Options for Stationary Gantry Systems
The recent planning guidance for checked baggage inspection systems says that TSA is considering two options when it comes to stationary gantry EDS. One is a high-volume baggage inspection system that would meet the agency’s Tier 1 detection requirements. In this approach the stationary gantry EDS would conduct the first level of screening. If the system alarms in Level 1, a security officer would attempt to clear the alarm using on-screen resolution. This is called Level 2. If this fails, the suspect bag would go for Level 3 screening using explosive trace detection.
The other option is a system that would also meet Tier 1 detection requirements but also has false alarm rates equal or less than two times the Tier 1 requirement. The second approach would used a stationary gantry system and a medium-volume EDS, which are currently either L-3 or Morpho Detection machines, where the medium-volume EDS is used in Level 2 to screen all bags that automatically alarm in the stationary gantry machine.
Among the new requirements for EDS are standardizing the systems so that the interfaces between them are common with airport baggage handling systems of inline deployments, Kline says. The agency also wants more standard display protocols for screeners and plans to add requirements to be able to automatically detect more threats.
If TSA is able to stick to its planned schedule for the open EDS procurement and award contracts next December, it would be about 15 months since GE and L-3 last received awards for those systems. Those companies do have concerns about keeping their EDS production lines relatively stable until then, assuming they get any of the new awards. However, industry officials say that TSA hasn’t been clear about when it will want deliveries to being, which makes production planning difficult for these firms.
The “industrial base is important to us,” Robin Kane, TSA’s assistant administrator for the Office of Security Technology, says at the conference. The agency is mindful of the need to manage the industrial base and does this by keeping industry informed and getting contracts in place, he adds.
Keeping in line with the way TSA has been purchasing equipment, the agency plans to establish a Qualified Products List for the EDS systems in the new procurement and award contracts only to companies on that list.
Smiths Detection, Analogic in Partnership
At least one company in the EDS fold is hedging its bets.

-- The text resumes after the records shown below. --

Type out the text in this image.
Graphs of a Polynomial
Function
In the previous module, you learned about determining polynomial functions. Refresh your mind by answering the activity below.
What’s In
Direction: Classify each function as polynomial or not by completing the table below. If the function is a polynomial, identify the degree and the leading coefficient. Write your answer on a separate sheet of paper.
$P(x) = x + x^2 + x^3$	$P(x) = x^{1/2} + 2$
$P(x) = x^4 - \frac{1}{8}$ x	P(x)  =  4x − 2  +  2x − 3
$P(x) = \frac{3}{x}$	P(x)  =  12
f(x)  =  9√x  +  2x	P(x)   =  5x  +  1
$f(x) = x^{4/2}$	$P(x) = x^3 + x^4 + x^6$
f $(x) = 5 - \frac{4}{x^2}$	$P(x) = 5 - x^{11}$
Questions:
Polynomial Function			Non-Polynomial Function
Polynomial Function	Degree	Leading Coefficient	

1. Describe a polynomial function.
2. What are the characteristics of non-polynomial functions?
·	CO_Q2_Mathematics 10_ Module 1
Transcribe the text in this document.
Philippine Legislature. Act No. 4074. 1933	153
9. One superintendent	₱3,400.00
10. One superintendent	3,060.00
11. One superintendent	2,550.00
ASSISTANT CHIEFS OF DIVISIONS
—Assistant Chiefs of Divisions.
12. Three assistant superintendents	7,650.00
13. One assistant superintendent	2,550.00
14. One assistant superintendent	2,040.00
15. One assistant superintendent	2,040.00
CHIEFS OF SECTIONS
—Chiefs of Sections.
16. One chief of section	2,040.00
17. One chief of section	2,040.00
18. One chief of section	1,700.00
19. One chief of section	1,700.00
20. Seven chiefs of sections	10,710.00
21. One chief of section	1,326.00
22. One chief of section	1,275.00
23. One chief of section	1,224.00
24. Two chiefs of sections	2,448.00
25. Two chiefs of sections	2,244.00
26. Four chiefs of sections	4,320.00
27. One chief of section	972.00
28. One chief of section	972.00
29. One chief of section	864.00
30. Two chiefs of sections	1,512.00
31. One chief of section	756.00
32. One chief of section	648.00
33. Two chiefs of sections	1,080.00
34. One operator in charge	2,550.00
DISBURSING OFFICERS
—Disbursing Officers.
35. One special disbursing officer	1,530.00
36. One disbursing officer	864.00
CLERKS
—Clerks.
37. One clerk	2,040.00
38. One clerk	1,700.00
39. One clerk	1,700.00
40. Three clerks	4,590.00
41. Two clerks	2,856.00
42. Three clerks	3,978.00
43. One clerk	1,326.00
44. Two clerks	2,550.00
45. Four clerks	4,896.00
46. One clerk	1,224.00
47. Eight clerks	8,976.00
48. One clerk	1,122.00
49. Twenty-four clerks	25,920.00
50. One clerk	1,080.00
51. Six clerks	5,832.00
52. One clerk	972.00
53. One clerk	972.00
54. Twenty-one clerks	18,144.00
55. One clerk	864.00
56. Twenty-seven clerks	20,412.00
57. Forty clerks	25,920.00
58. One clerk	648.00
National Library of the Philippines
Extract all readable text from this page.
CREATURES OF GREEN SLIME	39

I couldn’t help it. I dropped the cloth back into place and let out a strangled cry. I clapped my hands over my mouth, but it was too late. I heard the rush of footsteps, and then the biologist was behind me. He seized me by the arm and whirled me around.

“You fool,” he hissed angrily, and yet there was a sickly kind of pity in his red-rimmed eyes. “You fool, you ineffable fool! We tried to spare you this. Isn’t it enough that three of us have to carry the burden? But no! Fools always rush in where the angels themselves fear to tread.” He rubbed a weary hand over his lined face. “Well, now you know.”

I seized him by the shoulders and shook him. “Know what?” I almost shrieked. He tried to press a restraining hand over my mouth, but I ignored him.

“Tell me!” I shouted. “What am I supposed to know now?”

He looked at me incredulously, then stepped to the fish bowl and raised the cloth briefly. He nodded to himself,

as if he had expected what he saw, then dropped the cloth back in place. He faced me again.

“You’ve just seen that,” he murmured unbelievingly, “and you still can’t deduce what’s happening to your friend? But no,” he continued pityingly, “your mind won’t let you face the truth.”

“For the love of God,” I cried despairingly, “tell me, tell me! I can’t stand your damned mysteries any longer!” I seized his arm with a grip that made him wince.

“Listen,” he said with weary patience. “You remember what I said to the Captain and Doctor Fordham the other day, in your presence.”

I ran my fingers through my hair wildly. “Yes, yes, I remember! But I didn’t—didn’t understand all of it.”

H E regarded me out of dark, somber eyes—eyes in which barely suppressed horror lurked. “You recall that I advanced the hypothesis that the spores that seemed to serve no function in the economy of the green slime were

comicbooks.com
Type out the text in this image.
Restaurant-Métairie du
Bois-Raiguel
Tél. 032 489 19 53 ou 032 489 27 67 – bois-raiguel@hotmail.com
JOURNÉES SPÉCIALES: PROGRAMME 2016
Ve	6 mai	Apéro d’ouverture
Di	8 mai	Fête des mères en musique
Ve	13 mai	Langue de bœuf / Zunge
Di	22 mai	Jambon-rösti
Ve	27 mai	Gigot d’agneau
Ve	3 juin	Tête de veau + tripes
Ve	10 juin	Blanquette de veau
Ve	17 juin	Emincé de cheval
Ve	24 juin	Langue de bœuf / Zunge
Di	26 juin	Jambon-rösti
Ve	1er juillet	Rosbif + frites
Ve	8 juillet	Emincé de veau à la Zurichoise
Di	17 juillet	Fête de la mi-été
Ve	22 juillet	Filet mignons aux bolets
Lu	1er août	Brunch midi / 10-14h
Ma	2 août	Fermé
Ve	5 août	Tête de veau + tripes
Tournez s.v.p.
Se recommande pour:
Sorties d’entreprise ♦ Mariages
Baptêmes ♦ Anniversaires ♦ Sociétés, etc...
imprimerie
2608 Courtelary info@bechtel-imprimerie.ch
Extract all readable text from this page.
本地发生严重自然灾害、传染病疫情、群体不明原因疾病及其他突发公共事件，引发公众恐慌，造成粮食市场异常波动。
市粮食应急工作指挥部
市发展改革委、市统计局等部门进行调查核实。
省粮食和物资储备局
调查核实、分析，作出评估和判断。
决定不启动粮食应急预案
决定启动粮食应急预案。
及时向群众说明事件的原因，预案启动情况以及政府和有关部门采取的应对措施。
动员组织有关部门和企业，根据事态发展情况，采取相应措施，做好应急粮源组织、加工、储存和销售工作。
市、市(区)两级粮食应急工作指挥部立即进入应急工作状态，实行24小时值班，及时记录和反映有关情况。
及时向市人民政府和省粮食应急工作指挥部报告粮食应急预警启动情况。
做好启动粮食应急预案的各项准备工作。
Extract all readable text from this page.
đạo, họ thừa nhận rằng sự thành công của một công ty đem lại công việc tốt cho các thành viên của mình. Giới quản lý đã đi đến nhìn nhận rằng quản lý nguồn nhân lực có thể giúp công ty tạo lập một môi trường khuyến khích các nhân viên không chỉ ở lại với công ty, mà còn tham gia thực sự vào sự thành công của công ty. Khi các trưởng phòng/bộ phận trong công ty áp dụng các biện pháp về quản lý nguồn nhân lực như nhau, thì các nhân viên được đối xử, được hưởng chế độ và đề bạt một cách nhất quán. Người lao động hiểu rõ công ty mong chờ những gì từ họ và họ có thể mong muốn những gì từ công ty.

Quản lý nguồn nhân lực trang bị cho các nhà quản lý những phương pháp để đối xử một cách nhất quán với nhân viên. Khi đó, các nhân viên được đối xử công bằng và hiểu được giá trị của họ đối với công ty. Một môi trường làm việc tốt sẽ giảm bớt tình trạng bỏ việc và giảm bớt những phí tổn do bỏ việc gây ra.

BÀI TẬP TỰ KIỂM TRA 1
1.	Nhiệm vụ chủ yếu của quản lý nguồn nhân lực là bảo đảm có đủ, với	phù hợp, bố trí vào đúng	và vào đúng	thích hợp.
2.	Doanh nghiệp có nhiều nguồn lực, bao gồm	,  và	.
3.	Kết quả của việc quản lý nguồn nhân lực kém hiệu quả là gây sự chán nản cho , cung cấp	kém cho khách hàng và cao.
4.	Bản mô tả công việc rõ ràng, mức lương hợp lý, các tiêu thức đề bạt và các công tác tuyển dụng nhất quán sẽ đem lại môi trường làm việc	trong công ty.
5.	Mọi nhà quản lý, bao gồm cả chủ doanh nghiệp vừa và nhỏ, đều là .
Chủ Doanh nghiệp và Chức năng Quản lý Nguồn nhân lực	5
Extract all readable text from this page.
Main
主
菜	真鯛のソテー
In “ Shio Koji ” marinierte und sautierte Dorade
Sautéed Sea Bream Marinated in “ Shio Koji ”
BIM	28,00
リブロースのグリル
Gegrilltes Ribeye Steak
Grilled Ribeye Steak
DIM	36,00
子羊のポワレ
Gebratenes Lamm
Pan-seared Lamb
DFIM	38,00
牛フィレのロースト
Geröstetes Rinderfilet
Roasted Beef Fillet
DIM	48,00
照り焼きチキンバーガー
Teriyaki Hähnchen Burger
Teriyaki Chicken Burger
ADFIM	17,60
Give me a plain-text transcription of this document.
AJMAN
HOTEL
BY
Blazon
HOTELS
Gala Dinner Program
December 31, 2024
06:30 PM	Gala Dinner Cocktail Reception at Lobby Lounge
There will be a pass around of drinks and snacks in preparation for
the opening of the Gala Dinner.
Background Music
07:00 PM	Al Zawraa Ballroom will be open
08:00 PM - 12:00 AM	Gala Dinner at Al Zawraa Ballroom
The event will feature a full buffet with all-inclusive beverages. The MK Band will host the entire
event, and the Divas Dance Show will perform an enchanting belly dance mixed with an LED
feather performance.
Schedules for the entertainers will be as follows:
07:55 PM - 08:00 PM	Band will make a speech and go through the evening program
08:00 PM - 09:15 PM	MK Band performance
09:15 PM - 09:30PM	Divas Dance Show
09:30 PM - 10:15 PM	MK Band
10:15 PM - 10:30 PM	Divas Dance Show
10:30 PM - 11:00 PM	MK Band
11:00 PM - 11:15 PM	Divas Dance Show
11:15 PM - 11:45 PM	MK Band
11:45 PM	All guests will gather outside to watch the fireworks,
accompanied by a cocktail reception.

Last month Analogic [ALOG], the long-time supplier of the core technology used in L-3’s EDS systems, agreed to a partnership with Britain’s Smiths Detection on the development of next-generation high-speed EDS. The deal with Smiths enables Analogic to Analogic to expand its sales channels.
Terms of the partnership call for a two-year development of a hybrid machine that combines elements of CT with Advanced Technology (AT) X-Ray. Smiths supplies AT X-Ray systems to the TSA for checkpoint screening of carry-on bags and other customers worldwide for hold baggage screening. Smiths is in charge of overall design, a company spokesman tells TR2.
Once the hybrid machine is developed, Analogic will supply CT components to Smiths for five years. Smiths is paying for the development, the spokesman says. If the venture is successful, the hybrid CT/AT machine could open a new product lane for Smiths, which doesn’t currently offer CT-based EDS solutions, he adds.
The potential of a hybrid machine is the high baggage throughput of AT machines used in Europe with the threat detection precision of CT-based EDS. The machine will also have a large tunnel aperture, 100 cm by 80 cm, the Smiths spokesman says.